Nostradamus often uses the alchemical metaphor “d’argent” for the moon when describing the complete waxing of the silver light of a full moon. The Sumatran quake took place on the day of a full moon!

Mars again was in a square aspect, like the Gujarati quake, this time with the planet Uranus. Again, many of the greatest and most devastating earthquakes in the past century took place when Mars or Uranus was either squared the sun or each other!

What then for the near future? Does the final line of the prophecy forebode another great quake, and where?

“…Corinth [Greece] and Ephesus [Asia Minor] then in a troubled state.”

There are a number of poetic possibilities for the old French meaning of “perplexité”, such as “troubled” or “chaotic” or “confused.” These need not only be applied to the “shake up” of earth tremors alone but can also point to political, or social upheavals. A great “quake” of social or natural disasters may visit Greece and Turkey next. Or perhaps a quake of terror and war from the Middle East may spread there.

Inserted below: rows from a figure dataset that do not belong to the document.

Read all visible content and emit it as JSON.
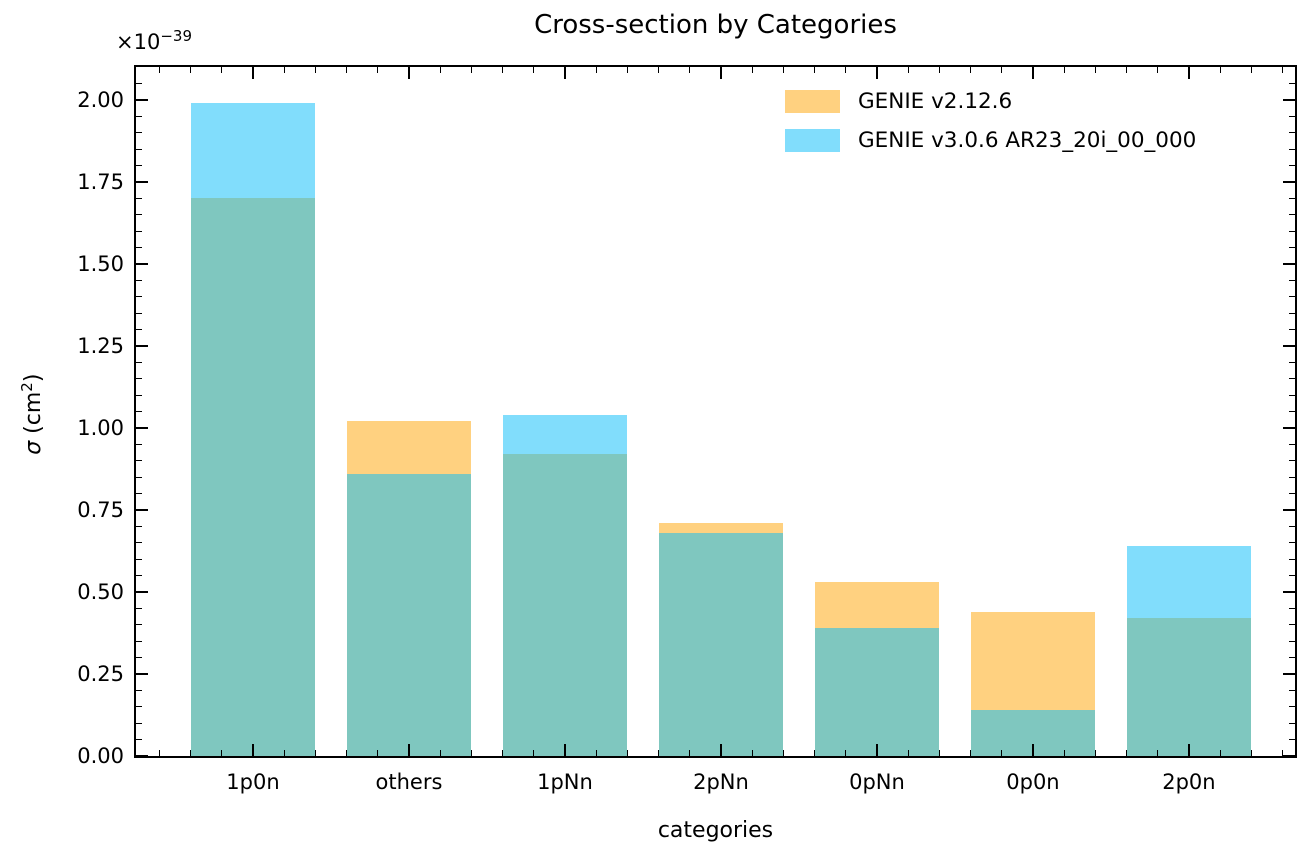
{
  "chart_data": {
    "type": "bar",
    "title": "Cross-section by Categories",
    "xlabel": "categories",
    "ylabel": {
      "sigma": "σ",
      "rest": " (cm",
      "exp": "2",
      "close": ")"
    },
    "y_offset": {
      "base": "×10",
      "exp": "−39"
    },
    "categories": [
      "1p0n",
      "others",
      "1pNn",
      "2pNn",
      "0pNn",
      "0p0n",
      "2p0n"
    ],
    "series": [
      {
        "name": "GENIE v2.12.6",
        "color": "#FFD180",
        "values": [
          1.7,
          1.02,
          0.92,
          0.71,
          0.53,
          0.44,
          0.42
        ]
      },
      {
        "name": "GENIE v3.0.6 AR23_20i_00_000",
        "color": "#81DDFC",
        "values": [
          1.99,
          0.86,
          1.04,
          0.68,
          0.39,
          0.14,
          0.64
        ]
      }
    ],
    "overlap_color": "#7FC7BF",
    "bar_style": "overlapping-translucent",
    "value_scale": "1e-39 cm^2",
    "ylim": [
      0,
      2.1
    ],
    "xlim": [
      -0.75,
      6.68
    ],
    "bar_width": 0.8,
    "y_major_ticks": [
      0.0,
      0.25,
      0.5,
      0.75,
      1.0,
      1.25,
      1.5,
      1.75,
      2.0
    ],
    "y_tick_labels": [
      "0.00",
      "0.25",
      "0.50",
      "0.75",
      "1.00",
      "1.25",
      "1.50",
      "1.75",
      "2.00"
    ],
    "y_minor_step": 0.05,
    "x_minor_step": 0.2,
    "tick_direction": "in",
    "grid": false,
    "legend_position": "upper right"
  }
}
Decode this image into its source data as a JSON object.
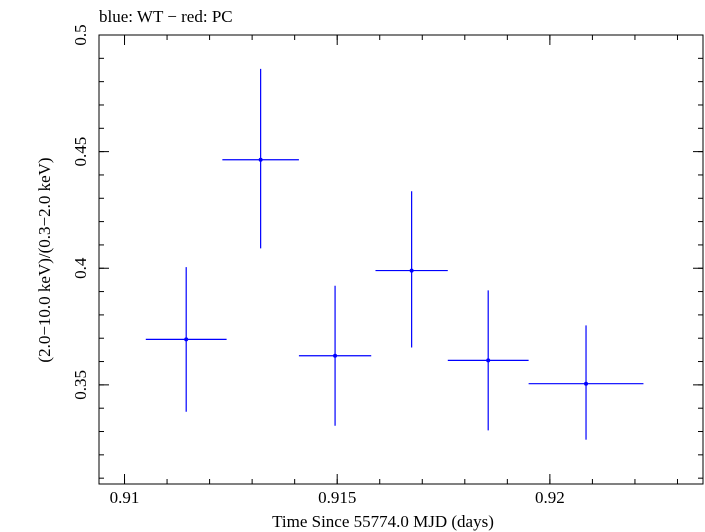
{
  "chart_data": {
    "type": "scatter",
    "title": "blue: WT − red: PC",
    "xlabel": "Time Since 55774.0 MJD (days)",
    "ylabel": "(2.0−10.0 keV)/(0.3−2.0 keV)",
    "xlim": [
      0.9094,
      0.9236
    ],
    "ylim": [
      0.3075,
      0.5
    ],
    "xticks": [
      0.91,
      0.915,
      0.92
    ],
    "xtick_labels": [
      "0.91",
      "0.915",
      "0.92"
    ],
    "yticks": [
      0.35,
      0.4,
      0.45,
      0.5
    ],
    "ytick_labels": [
      "0.35",
      "0.4",
      "0.45",
      "0.5"
    ],
    "x_minor_step": 0.001,
    "y_minor_step": 0.01,
    "grid": false,
    "series": [
      {
        "name": "WT",
        "color": "#0000ff",
        "points": [
          {
            "x": 0.91145,
            "xerr_low": 0.00095,
            "xerr_high": 0.00095,
            "y": 0.3695,
            "yerr_low": 0.031,
            "yerr_high": 0.031
          },
          {
            "x": 0.9132,
            "xerr_low": 0.0009,
            "xerr_high": 0.0009,
            "y": 0.4465,
            "yerr_low": 0.038,
            "yerr_high": 0.039
          },
          {
            "x": 0.91495,
            "xerr_low": 0.00085,
            "xerr_high": 0.00085,
            "y": 0.3625,
            "yerr_low": 0.03,
            "yerr_high": 0.03
          },
          {
            "x": 0.91675,
            "xerr_low": 0.00085,
            "xerr_high": 0.00085,
            "y": 0.399,
            "yerr_low": 0.033,
            "yerr_high": 0.034
          },
          {
            "x": 0.91855,
            "xerr_low": 0.00095,
            "xerr_high": 0.00095,
            "y": 0.3605,
            "yerr_low": 0.03,
            "yerr_high": 0.03
          },
          {
            "x": 0.92085,
            "xerr_low": 0.00135,
            "xerr_high": 0.00135,
            "y": 0.3505,
            "yerr_low": 0.024,
            "yerr_high": 0.025
          }
        ]
      }
    ]
  }
}
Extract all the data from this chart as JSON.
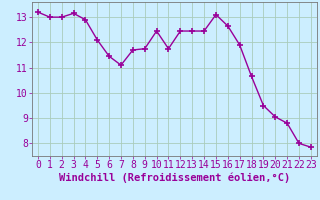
{
  "x": [
    0,
    1,
    2,
    3,
    4,
    5,
    6,
    7,
    8,
    9,
    10,
    11,
    12,
    13,
    14,
    15,
    16,
    17,
    18,
    19,
    20,
    21,
    22,
    23
  ],
  "y": [
    13.2,
    13.0,
    13.0,
    13.15,
    12.9,
    12.1,
    11.45,
    11.1,
    11.7,
    11.75,
    12.45,
    11.75,
    12.45,
    12.45,
    12.45,
    13.1,
    12.65,
    11.9,
    10.65,
    9.5,
    9.05,
    8.8,
    8.0,
    7.85
  ],
  "line_color": "#990099",
  "marker": "+",
  "marker_size": 4,
  "marker_linewidth": 1.2,
  "line_width": 1.0,
  "bg_color": "#cceeff",
  "grid_color": "#aaccbb",
  "xlabel": "Windchill (Refroidissement éolien,°C)",
  "xlabel_fontsize": 7.5,
  "tick_fontsize": 7,
  "xlim": [
    -0.5,
    23.5
  ],
  "ylim": [
    7.5,
    13.6
  ],
  "yticks": [
    8,
    9,
    10,
    11,
    12,
    13
  ],
  "xticks": [
    0,
    1,
    2,
    3,
    4,
    5,
    6,
    7,
    8,
    9,
    10,
    11,
    12,
    13,
    14,
    15,
    16,
    17,
    18,
    19,
    20,
    21,
    22,
    23
  ],
  "spine_color": "#777777"
}
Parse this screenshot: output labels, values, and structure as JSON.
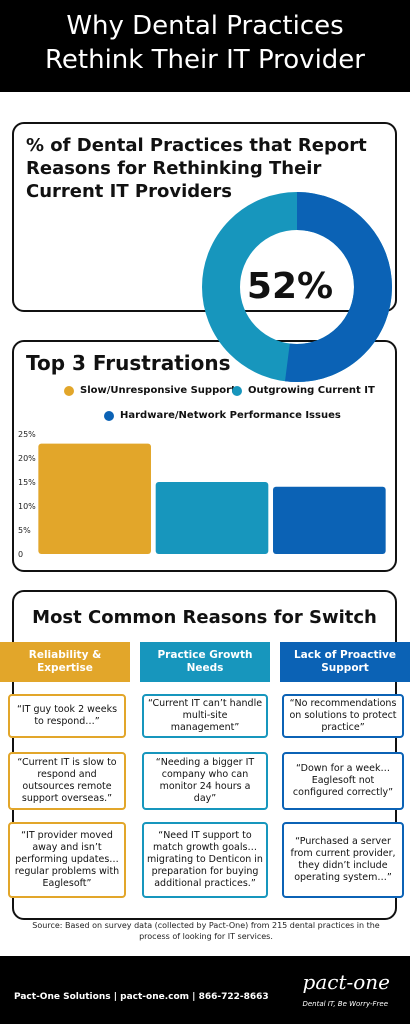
{
  "header": {
    "line1": "Why Dental Practices",
    "line2": "Rethink Their IT Provider"
  },
  "card1": {
    "title": "% of Dental Practices that Report Reasons for Rethinking Their Current IT Providers",
    "donut_label": "52%",
    "donut_value": 52,
    "colors": {
      "filled": "#0b62b5",
      "remainder": "#1796bd"
    }
  },
  "card2": {
    "title": "Top 3 Frustrations",
    "legend": [
      {
        "label": "Slow/Unresponsive Support",
        "color": "#e2a62a"
      },
      {
        "label": "Outgrowing Current IT",
        "color": "#1796bd"
      },
      {
        "label": "Hardware/Network Performance Issues",
        "color": "#0b62b5"
      }
    ]
  },
  "chart_data": {
    "type": "bar",
    "categories": [
      "Slow/Unresponsive Support",
      "Outgrowing Current IT",
      "Hardware/Network Performance Issues"
    ],
    "values": [
      23,
      15,
      14
    ],
    "colors": [
      "#e2a62a",
      "#1796bd",
      "#0b62b5"
    ],
    "yticks": [
      "25%",
      "20%",
      "15%",
      "10%",
      "5%",
      "0"
    ],
    "ylim": [
      0,
      25
    ],
    "title": "",
    "xlabel": "",
    "ylabel": ""
  },
  "card3": {
    "title": "Most Common Reasons for Switch",
    "columns": [
      {
        "heading": "Reliability & Expertise",
        "color": "#e2a62a",
        "quotes": [
          "“IT guy took 2 weeks to respond…”",
          "“Current IT is slow to respond and outsources remote support overseas.”",
          "“IT provider moved away and isn’t performing updates…regular problems with Eaglesoft”"
        ]
      },
      {
        "heading": "Practice Growth Needs",
        "color": "#1796bd",
        "quotes": [
          "“Current IT can’t handle multi-site management”",
          "“Needing a bigger IT company who can monitor 24 hours a day”",
          "“Need IT support to match growth goals…migrating to Denticon in preparation for buying additional practices.”"
        ]
      },
      {
        "heading": "Lack of Proactive Support",
        "color": "#0b62b5",
        "quotes": [
          "“No recommendations on solutions to protect practice”",
          "“Down for a week…Eaglesoft not configured correctly”",
          "“Purchased a server from current provider, they didn’t include operating system…”"
        ]
      }
    ]
  },
  "source": "Source: Based on survey data (collected by Pact-One) from 215 dental practices in the process of looking for IT services.",
  "footer": {
    "contact": "Pact-One Solutions | pact-one.com | 866-722-8663",
    "logo": "pact-one",
    "tagline": "Dental IT, Be Worry-Free"
  }
}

It could be said that Nostradamus sometimes saw future events slightly askew in sequence. We can reason that the quakes he expected in Greece and Turkey coming “after” the great temblor reported “from the bottom of Asia” have already taken place back in August of 1999.

Whatever the final sequence, Nostradamus and other prophets forecasting our new century expect earth and civilization shaking times ahead.